Daniel Son and Futurewave are two artists who deserve the hype, no questions, no qualifiers. There’s a lot of cats in 2024 getting a pass off sheer social ape politics; they’re constantly releasing new albums, they’re moving units through the fancy vinyl boutiques, they’re doing tours. They’re everywhere. The product might be a little lacking, but they’re here full-time and it’s a small world.
What Futurewave built with Daniel Son is very different: the quality control has been world class, and their allegiance to the filthiest of boom bap dirt sermons has earned them the respect of their peers and their idols. No amount of work ethic or bribe money can replicate that.
It might seem ridiculous to say their crew put Toronto on the map, but: they did. No disrespect to Ghetto Concept, either; that catalog holds up today but they could never write or spit like this. You can talk about Billboard numbers all you want, but Choclair, K’naan, K-os, Snow, Drake, none of these cats are really moving the dial in terms of the kind of authenticity that DITC or Mobb Deep are synonymous with. That’s exactly what Futurewave has built for his team, one flawless beat at a time.
Flawless is important to quantify here. I’m sympathetic to producer snobs who feel his stripped-down canvases are too simple, but that’s because I, too, still make the mistake of trying to over-complicate the funk. We’re the ones doing it wrong, not Nicholas Craven or August Fanon.
So it’s not that every beat Futurewave signs his name to is revolutionizing the artform; it’s that nothing he’s ever dropped has a single detail out of place. That only sounds easy or simple to people who have never seriously attempted this. That goes triple for those of you who own great gear, been doing this for decades, and you’re still posting up mediocre microwaved meals on your little digital platforms.
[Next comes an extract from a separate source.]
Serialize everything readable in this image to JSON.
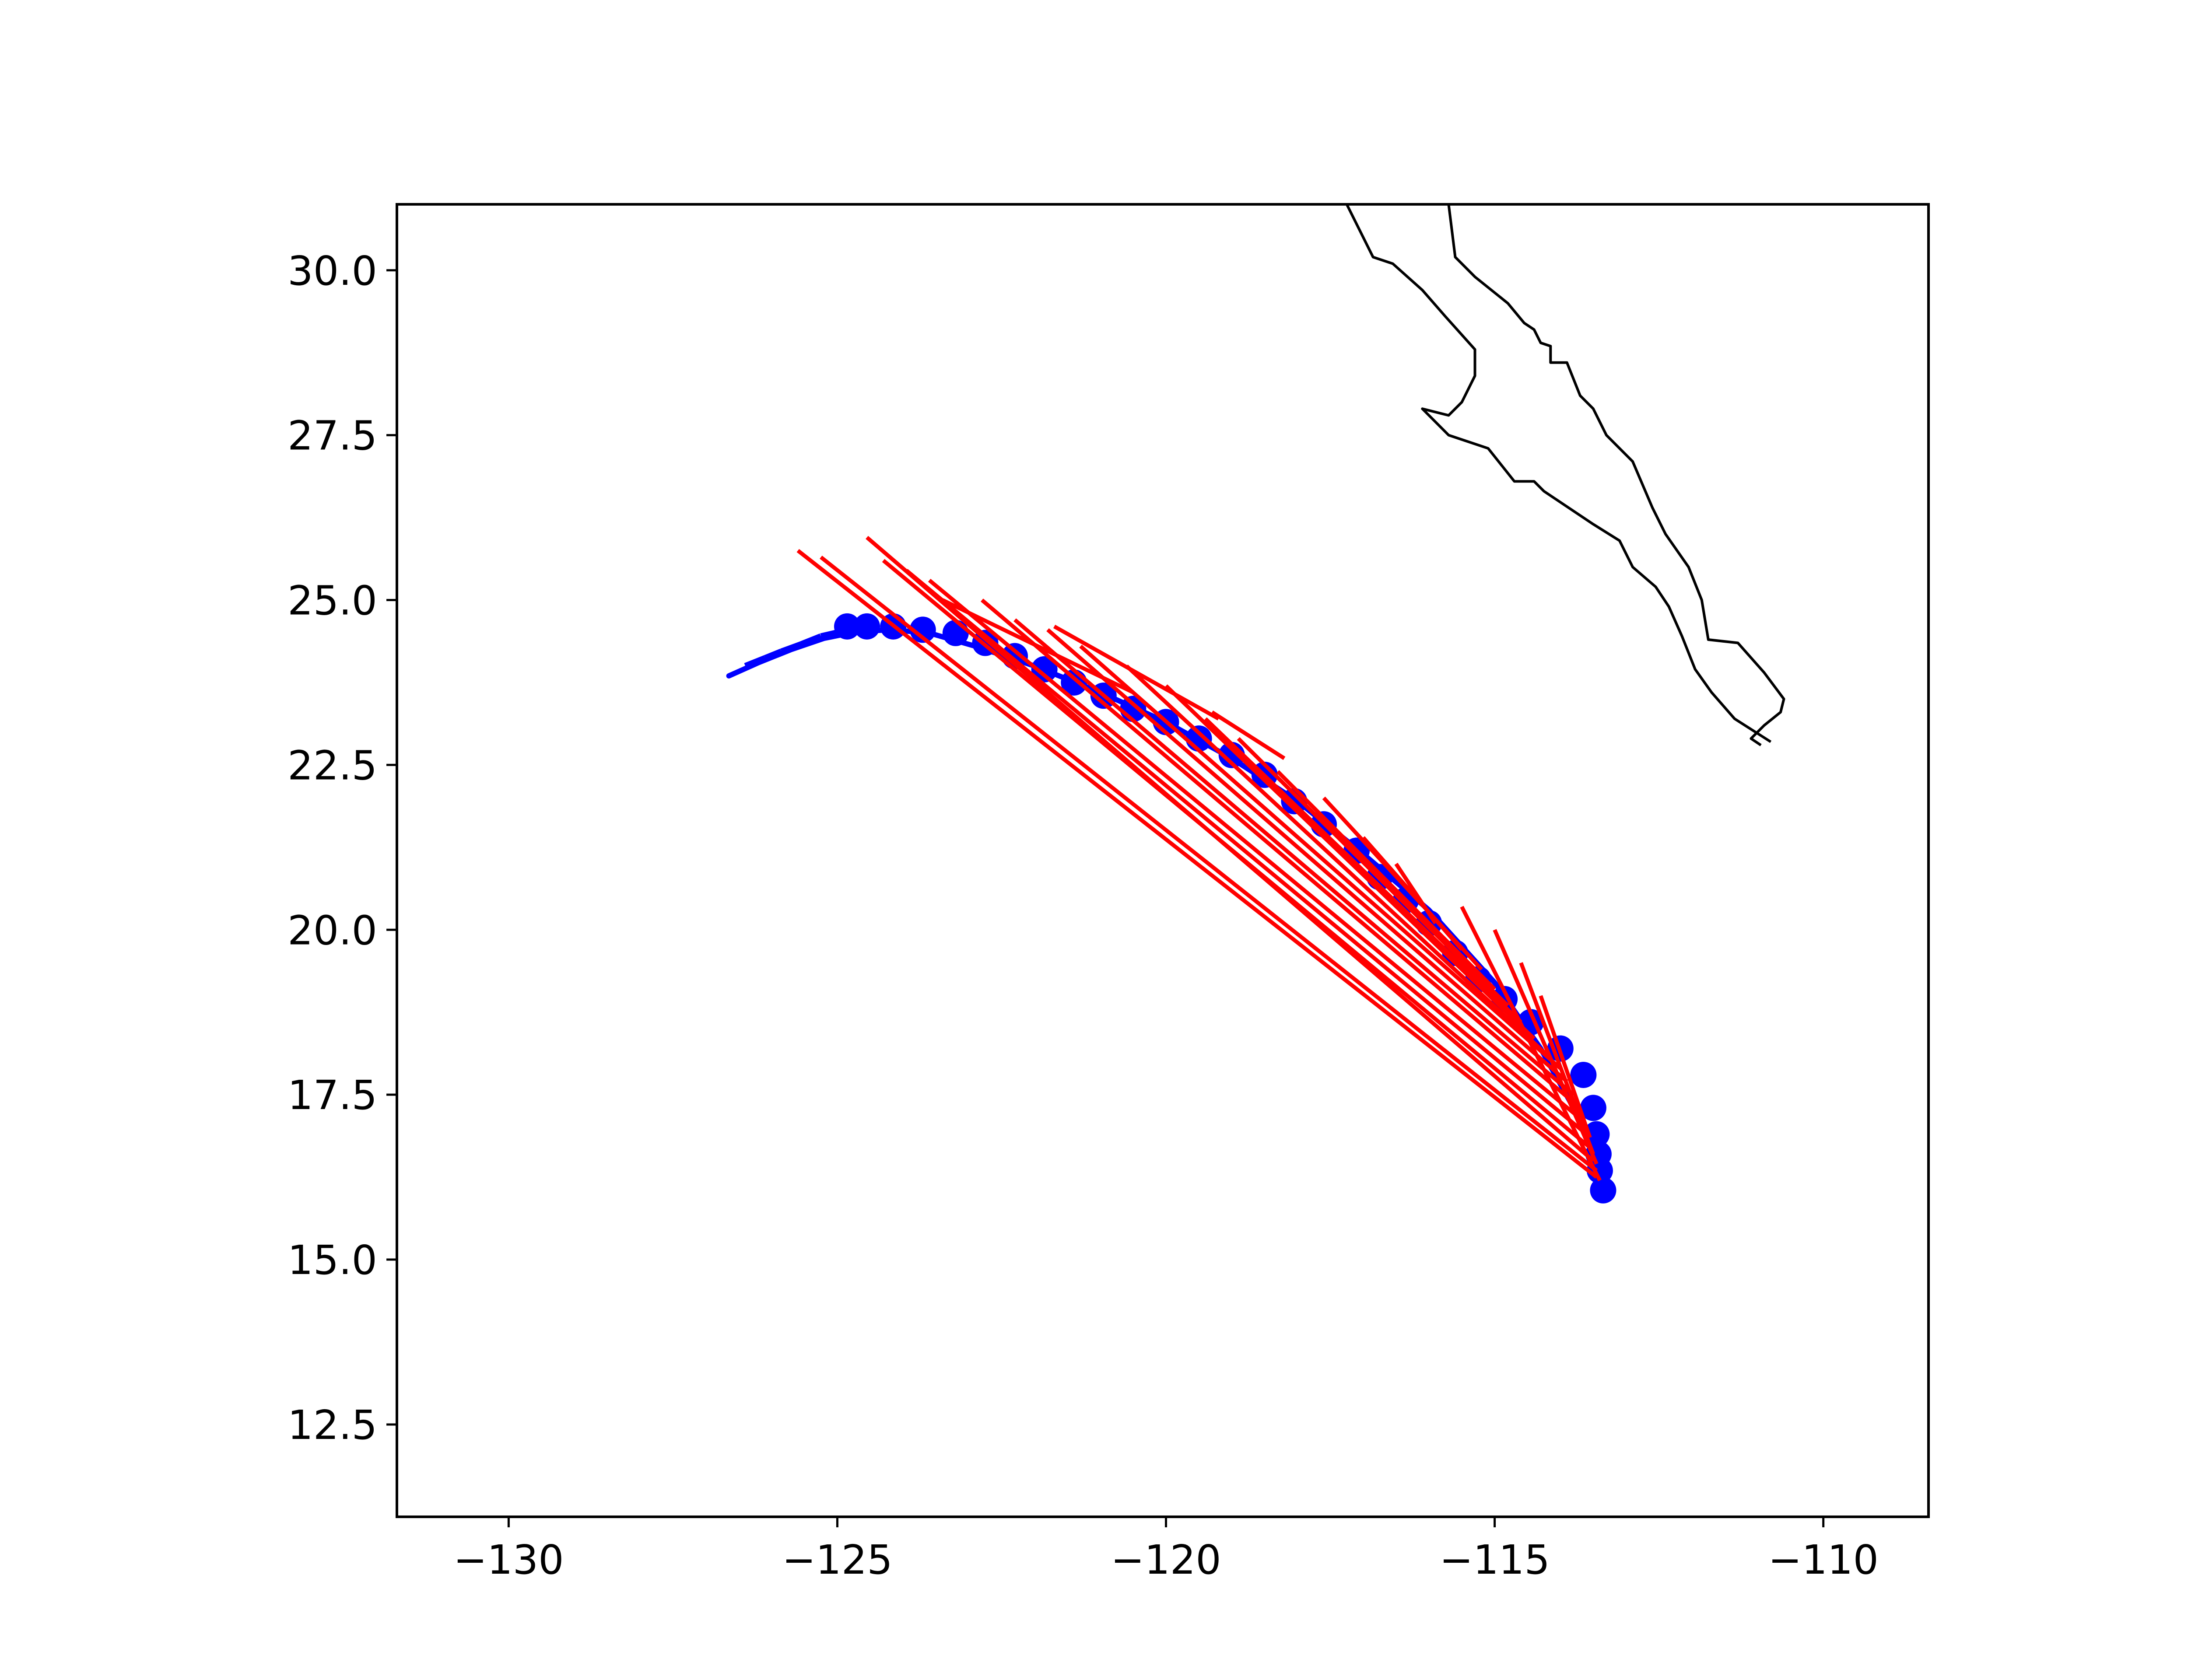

“No Man’s Land” is potent writing, full of rich sensory details, juggling flow patterns like a professional killer. His pen game is subtle & smart brutalist architecture. Daniel Son loves to sound simple for a few bars then bend a steel chair over your skull a few seconds later. His delivery has always been his greatest weapon, tucked in the acceleration space between 60 mph and 90 mph. Even his most laid back verses bring more juice to the booth than 99% of his living competitors.
I had to run this back a few times to make sure I wasn’t being too generous, but facts are facts. This is a single, bud. No notes on this one. A short, urgent blast of spoken cinema over some luxuriant grime, I believe this this to be a more or less perfect rap song. Five Dickies.